As such, we applied for legal aid funding and once this was granted, we drafted an application to the court to discharge the care order in relation to Oscar. Alongside this application, we also filed a detailed statement which explained the grounds of our application, including the many changes made by the mother and why it was in Oscar’s best interests to be returned to her care. An initial hearing was listed shortly after, and the Local Authority and the child’s Guardian were made parties to the case.
As is typical in a discharge of care order case, we requested that the mother undergo a new parenting assessment by an Independent Social Worker. We then also requested an updated psychological assessment of the child and mother.

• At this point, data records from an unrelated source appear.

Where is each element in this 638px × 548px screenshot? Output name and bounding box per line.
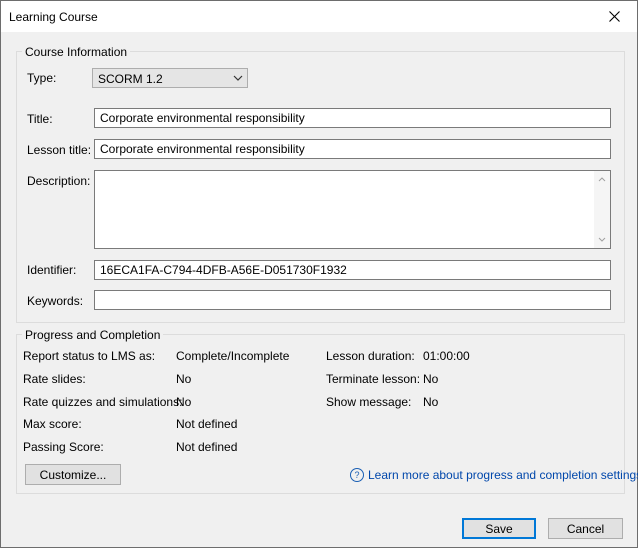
rate-slides-label: Rate slides: xyxy=(23,372,86,386)
description-scrollbar[interactable] xyxy=(594,171,610,248)
rate-slides-value: No xyxy=(176,372,192,386)
keywords-input[interactable] xyxy=(94,290,611,310)
passing-score-label: Passing Score: xyxy=(23,440,104,454)
progress-completion-label: Progress and Completion xyxy=(22,328,164,342)
lesson-duration-value: 01:00:00 xyxy=(423,349,470,363)
passing-score-value: Not defined xyxy=(176,440,238,454)
show-message-value: No xyxy=(423,395,439,409)
max-score-value: Not defined xyxy=(176,417,238,431)
lesson-title-input[interactable]: Corporate environmental responsibility xyxy=(94,139,611,159)
save-button[interactable]: Save xyxy=(462,518,536,539)
identifier-label: Identifier: xyxy=(27,263,77,277)
learn-more-text: Learn more about progress and completion… xyxy=(368,468,638,482)
title-input[interactable]: Corporate environmental responsibility xyxy=(94,108,611,128)
description-label: Description: xyxy=(27,174,91,188)
chevron-down-icon xyxy=(233,75,243,81)
lesson-title-label: Lesson title: xyxy=(27,143,92,157)
window-title: Learning Course xyxy=(9,10,98,24)
show-message-label: Show message: xyxy=(326,395,412,409)
identifier-input[interactable]: 16ECA1FA-C794-4DFB-A56E-D051730F1932 xyxy=(94,260,611,280)
keywords-label: Keywords: xyxy=(27,294,84,308)
rate-quizzes-value: No xyxy=(176,395,192,409)
rate-quizzes-label: Rate quizzes and simulations: xyxy=(23,395,183,409)
course-information-label: Course Information xyxy=(22,45,131,59)
scroll-down-icon[interactable] xyxy=(598,237,606,243)
learn-more-link[interactable]: ? Learn more about progress and completi… xyxy=(350,468,638,482)
report-status-label: Report status to LMS as: xyxy=(23,349,156,363)
report-status-value: Complete/Incomplete xyxy=(176,349,290,363)
type-selected-value: SCORM 1.2 xyxy=(98,72,163,86)
description-textarea[interactable] xyxy=(94,170,611,249)
terminate-lesson-label: Terminate lesson: xyxy=(326,372,421,386)
title-label: Title: xyxy=(27,112,53,126)
max-score-label: Max score: xyxy=(23,417,82,431)
title-bar: Learning Course xyxy=(1,1,637,32)
close-icon xyxy=(608,11,620,22)
cancel-button[interactable]: Cancel xyxy=(548,518,623,539)
type-select[interactable]: SCORM 1.2 xyxy=(92,68,248,88)
scroll-up-icon[interactable] xyxy=(598,176,606,182)
learning-course-dialog: Learning Course Course Information Type:… xyxy=(0,0,638,548)
terminate-lesson-value: No xyxy=(423,372,439,386)
close-button[interactable] xyxy=(591,1,637,32)
lesson-duration-label: Lesson duration: xyxy=(326,349,415,363)
customize-button[interactable]: Customize... xyxy=(25,464,121,485)
help-icon: ? xyxy=(350,468,364,482)
type-label: Type: xyxy=(27,71,57,85)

Both assessments were necessary in demonstrating the current capabilities of the mother and Oscar and these assessments would also help identify what support is needed, if any, should Oscar be returned.
Whilst the discharge proceedings were ongoing, Oscar sadly experienced a series of placement breakdowns and he was moved from placement to placement, which is highly unsettling for any child but especially so for a child with severe autism. We stressed to the court and parties how harmful and disruptive this was for Oscar and we requested that he be placed with his mother in the interim, as a testing period, to see how he settled. After a short transitional period, Oscar was placed in the mother’s care in June 2021, and we were pleased that all of the professionals involved in the case recognised that Oscar was happy and thriving in her care.

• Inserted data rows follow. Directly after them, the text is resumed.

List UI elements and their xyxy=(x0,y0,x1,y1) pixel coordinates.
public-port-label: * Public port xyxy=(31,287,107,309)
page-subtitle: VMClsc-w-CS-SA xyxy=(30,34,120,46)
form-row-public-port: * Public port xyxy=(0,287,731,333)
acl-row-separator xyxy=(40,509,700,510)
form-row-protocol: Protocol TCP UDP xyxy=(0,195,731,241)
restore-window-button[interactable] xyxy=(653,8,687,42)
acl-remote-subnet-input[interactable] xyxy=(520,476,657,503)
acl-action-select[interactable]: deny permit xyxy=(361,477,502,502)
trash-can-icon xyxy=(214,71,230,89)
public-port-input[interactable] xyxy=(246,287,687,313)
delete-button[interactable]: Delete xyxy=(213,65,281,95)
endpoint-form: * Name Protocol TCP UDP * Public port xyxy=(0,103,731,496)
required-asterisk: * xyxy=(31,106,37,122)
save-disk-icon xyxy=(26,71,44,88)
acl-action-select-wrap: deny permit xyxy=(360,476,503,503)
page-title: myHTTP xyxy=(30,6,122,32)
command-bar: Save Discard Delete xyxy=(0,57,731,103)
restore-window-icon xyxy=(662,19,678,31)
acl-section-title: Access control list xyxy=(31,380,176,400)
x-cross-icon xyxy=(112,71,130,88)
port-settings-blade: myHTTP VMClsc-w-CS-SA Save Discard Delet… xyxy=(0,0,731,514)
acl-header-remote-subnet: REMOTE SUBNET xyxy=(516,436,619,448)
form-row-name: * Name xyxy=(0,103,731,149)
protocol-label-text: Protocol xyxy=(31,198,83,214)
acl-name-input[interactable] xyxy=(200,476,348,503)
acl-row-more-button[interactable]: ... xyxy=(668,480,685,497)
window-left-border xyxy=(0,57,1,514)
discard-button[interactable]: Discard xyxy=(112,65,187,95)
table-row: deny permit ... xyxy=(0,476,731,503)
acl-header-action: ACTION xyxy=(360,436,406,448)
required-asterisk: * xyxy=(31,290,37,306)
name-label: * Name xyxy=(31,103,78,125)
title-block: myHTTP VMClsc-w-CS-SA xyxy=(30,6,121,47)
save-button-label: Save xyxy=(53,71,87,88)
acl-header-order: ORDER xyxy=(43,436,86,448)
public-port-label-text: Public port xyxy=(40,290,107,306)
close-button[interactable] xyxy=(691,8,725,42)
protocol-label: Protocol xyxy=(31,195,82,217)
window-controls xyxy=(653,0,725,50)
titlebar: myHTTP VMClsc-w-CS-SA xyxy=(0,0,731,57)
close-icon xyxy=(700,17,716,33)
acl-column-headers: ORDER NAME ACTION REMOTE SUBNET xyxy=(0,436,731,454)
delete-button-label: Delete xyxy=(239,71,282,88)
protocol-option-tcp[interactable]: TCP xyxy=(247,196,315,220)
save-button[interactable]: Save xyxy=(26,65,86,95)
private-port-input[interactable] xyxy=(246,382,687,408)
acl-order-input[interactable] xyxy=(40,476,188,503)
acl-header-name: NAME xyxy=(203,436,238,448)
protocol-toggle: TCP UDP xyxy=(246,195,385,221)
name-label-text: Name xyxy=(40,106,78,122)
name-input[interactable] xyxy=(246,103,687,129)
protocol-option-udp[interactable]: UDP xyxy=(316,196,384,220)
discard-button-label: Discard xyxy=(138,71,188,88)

The parenting assessment of the mother was overwhelmingly positive, and the psychological assessment highlighted how capable the mother was at understanding and meeting Oscar’s needs. The Local Authority and Guardian’s final evidence was then filed and served, which was extremely positive and supported our application to discharge the care order, with Oscar remaining in the mother’s care. A final hearing then took place in November 2021, during which the court discharged Oscar’s care order.
Discharge cases do not always have a positive outcome as parents have often not made sufficient changes. However, we were fortunate in this case to be representing such a devoted and dedicated mother who had worked hard to improve herself and to make the necessary changes to be reunited with her son. It was clear to all parties that it was the right decision to return Oscar to his mother and family, who adored him, and who would be able to meet his physical and emotional needs to a very high standard.

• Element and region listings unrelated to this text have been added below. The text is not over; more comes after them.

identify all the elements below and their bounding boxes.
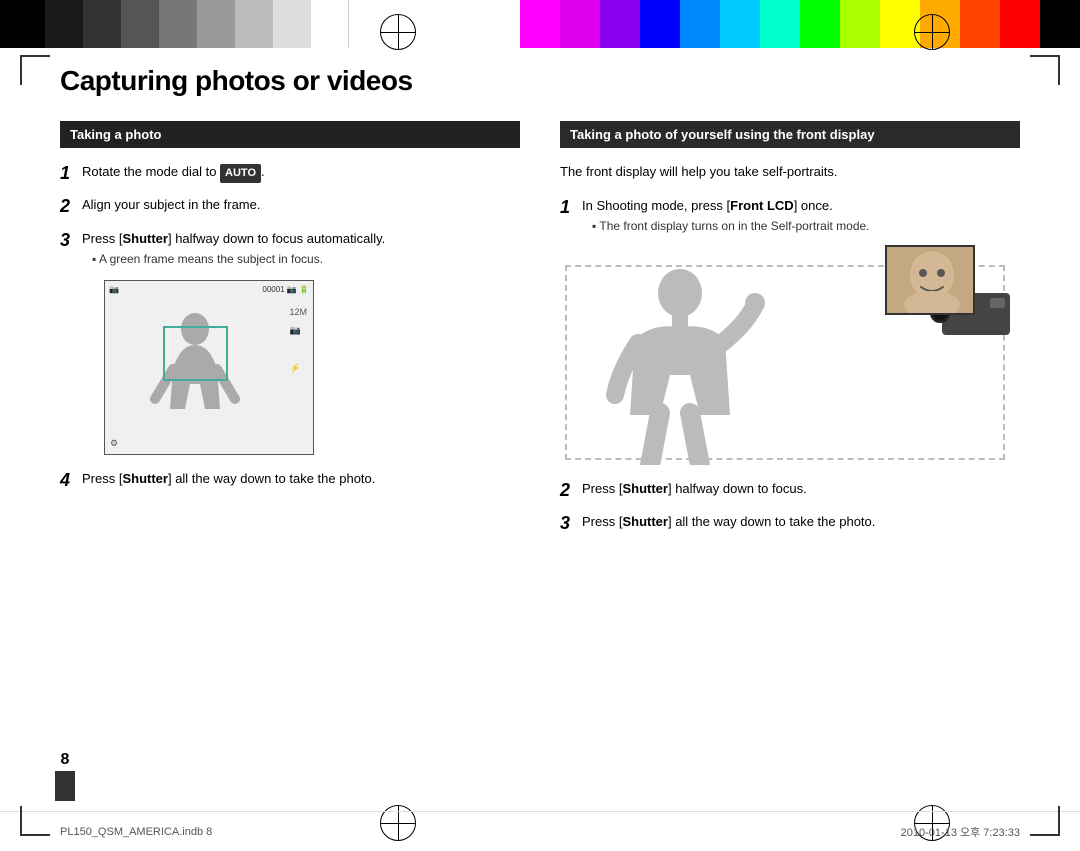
right-step-number-2: 2 — [560, 479, 582, 502]
swatch-black — [0, 0, 45, 48]
cam-flash: ⚡ — [289, 359, 307, 377]
right-step-number-1: 1 — [560, 196, 582, 219]
footer-filename: PL150_QSM_AMERICA.indb 8 — [60, 826, 212, 838]
step-number-4: 4 — [60, 469, 82, 492]
step-number-3: 3 — [60, 229, 82, 252]
color-swatches-right — [520, 0, 1080, 48]
page-title: Capturing photos or videos — [60, 65, 1020, 97]
columns-layout: Taking a photo 1 Rotate the mode dial to… — [60, 121, 1020, 546]
right-step-1: 1 In Shooting mode, press [Front LCD] on… — [560, 196, 1020, 235]
camera-screen: 📷 00001 📷 🔋 12M 📷 ⚡ — [104, 280, 314, 455]
step-number-1: 1 — [60, 162, 82, 185]
camera-top-info: 📷 00001 📷 🔋 — [105, 281, 313, 297]
step-4-text: Press [Shutter] all the way down to take… — [82, 469, 375, 489]
camera-viewfinder — [990, 298, 1005, 308]
right-step-3: 3 Press [Shutter] all the way down to ta… — [560, 512, 1020, 535]
right-intro: The front display will help you take sel… — [560, 162, 1020, 182]
swatch-cyan-blue — [720, 0, 760, 48]
step-number-2: 2 — [60, 195, 82, 218]
step-3-subbullet: A green frame means the subject in focus… — [82, 251, 385, 268]
front-lcd-screen — [885, 245, 975, 315]
footer-timestamp: 2010-01-13 오후 7:23:33 — [901, 824, 1020, 840]
swatch-dark2 — [83, 0, 121, 48]
swatch-magenta — [520, 0, 560, 48]
left-step-4: 4 Press [Shutter] all the way down to ta… — [60, 469, 520, 492]
right-section-header: Taking a photo of yourself using the fro… — [560, 121, 1020, 148]
swatch-black2 — [1040, 0, 1080, 48]
step-1-text: Rotate the mode dial to AUTO. — [82, 162, 265, 183]
right-step-number-3: 3 — [560, 512, 582, 535]
right-step-1-subbullet: The front display turns on in the Self-p… — [582, 218, 870, 235]
grayscale-swatches — [0, 0, 349, 48]
swatch-yellow-green — [840, 0, 880, 48]
cam-top-right-info: 00001 📷 🔋 — [262, 285, 309, 294]
camera-bottom-icon: ⚙ — [110, 438, 118, 449]
focus-frame — [163, 326, 228, 381]
step-2-text: Align your subject in the frame. — [82, 195, 260, 215]
left-step-2: 2 Align your subject in the frame. — [60, 195, 520, 218]
page-number: 8 — [61, 751, 70, 769]
right-step-1-text: In Shooting mode, press [Front LCD] once… — [582, 196, 870, 235]
right-step-3-text: Press [Shutter] all the way down to take… — [582, 512, 875, 532]
swatch-mid2 — [197, 0, 235, 48]
camera-right-icons: 12M 📷 ⚡ — [289, 303, 307, 377]
swatch-blue — [640, 0, 680, 48]
right-step-2: 2 Press [Shutter] halfway down to focus. — [560, 479, 1020, 502]
auto-badge: AUTO — [220, 164, 261, 183]
reg-mark-top-left — [380, 14, 416, 50]
swatch-cyan-green — [760, 0, 800, 48]
step-3-text: Press [Shutter] halfway down to focus au… — [82, 229, 385, 268]
left-step-3: 3 Press [Shutter] halfway down to focus … — [60, 229, 520, 268]
cam-icon-camera: 📷 — [109, 285, 119, 294]
swatch-light1 — [235, 0, 273, 48]
right-column: Taking a photo of yourself using the fro… — [560, 121, 1020, 546]
corner-mark-bottom-left — [20, 806, 50, 836]
main-content: Capturing photos or videos Taking a phot… — [60, 65, 1020, 801]
camera-screen-illustration: 📷 00001 📷 🔋 12M 📷 ⚡ — [82, 280, 520, 455]
footer: PL150_QSM_AMERICA.indb 8 2010-01-13 오후 7… — [0, 811, 1080, 851]
selfie-person-svg — [580, 265, 800, 465]
self-portrait-illustration — [560, 245, 1020, 465]
corner-mark-top-right — [1030, 55, 1060, 85]
corner-mark-bottom-right — [1030, 806, 1060, 836]
left-section-header: Taking a photo — [60, 121, 520, 148]
swatch-green — [800, 0, 840, 48]
swatch-mid1 — [159, 0, 197, 48]
reg-mark-top-right — [914, 14, 950, 50]
left-column: Taking a photo 1 Rotate the mode dial to… — [60, 121, 520, 546]
swatch-dark1 — [45, 0, 83, 48]
swatch-violet — [560, 0, 600, 48]
lcd-face-svg — [887, 247, 975, 315]
cam-quality: 📷 — [289, 321, 307, 339]
swatch-dark3 — [121, 0, 159, 48]
page-bar — [55, 771, 75, 801]
swatch-white — [311, 0, 349, 48]
corner-mark-top-left — [20, 55, 50, 85]
swatch-red-orange — [960, 0, 1000, 48]
cam-megapixel: 12M — [289, 303, 307, 321]
left-step-1: 1 Rotate the mode dial to AUTO. — [60, 162, 520, 185]
swatch-light-blue — [680, 0, 720, 48]
right-step-2-text: Press [Shutter] halfway down to focus. — [582, 479, 807, 499]
swatch-red — [1000, 0, 1040, 48]
swatch-light2 — [273, 0, 311, 48]
swatch-purple — [600, 0, 640, 48]
page-number-area: 8 — [55, 751, 75, 801]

It was a pleasure working with this mother and it was hugely satisfying to help achieve this positive result for her. Indeed, it is cases like this that stay with us and help us to remember that we are making a positive impact in people’s lives. The mother shared these kind words with us following the conclusion of the case:
“I can never thankyou enough for all you have done for us and advised us on. This time last year I was broken and hopeless. This year I have my two beautiful children safe and home and loved. Oscar* will never fully understand any of this but he is thriving and knows he is loved and part of a family. My daughter has a chance to know her brother and he has a sister to grow with. I can never get back the time I lost but thanks to you and Anne, I don’t have to live another day without feeling whole.
If you ever feel like what your doing isn’t changing the world, know that you have saved my life. Eternally grateful. Thank you.”
*False name used to protect identity of child.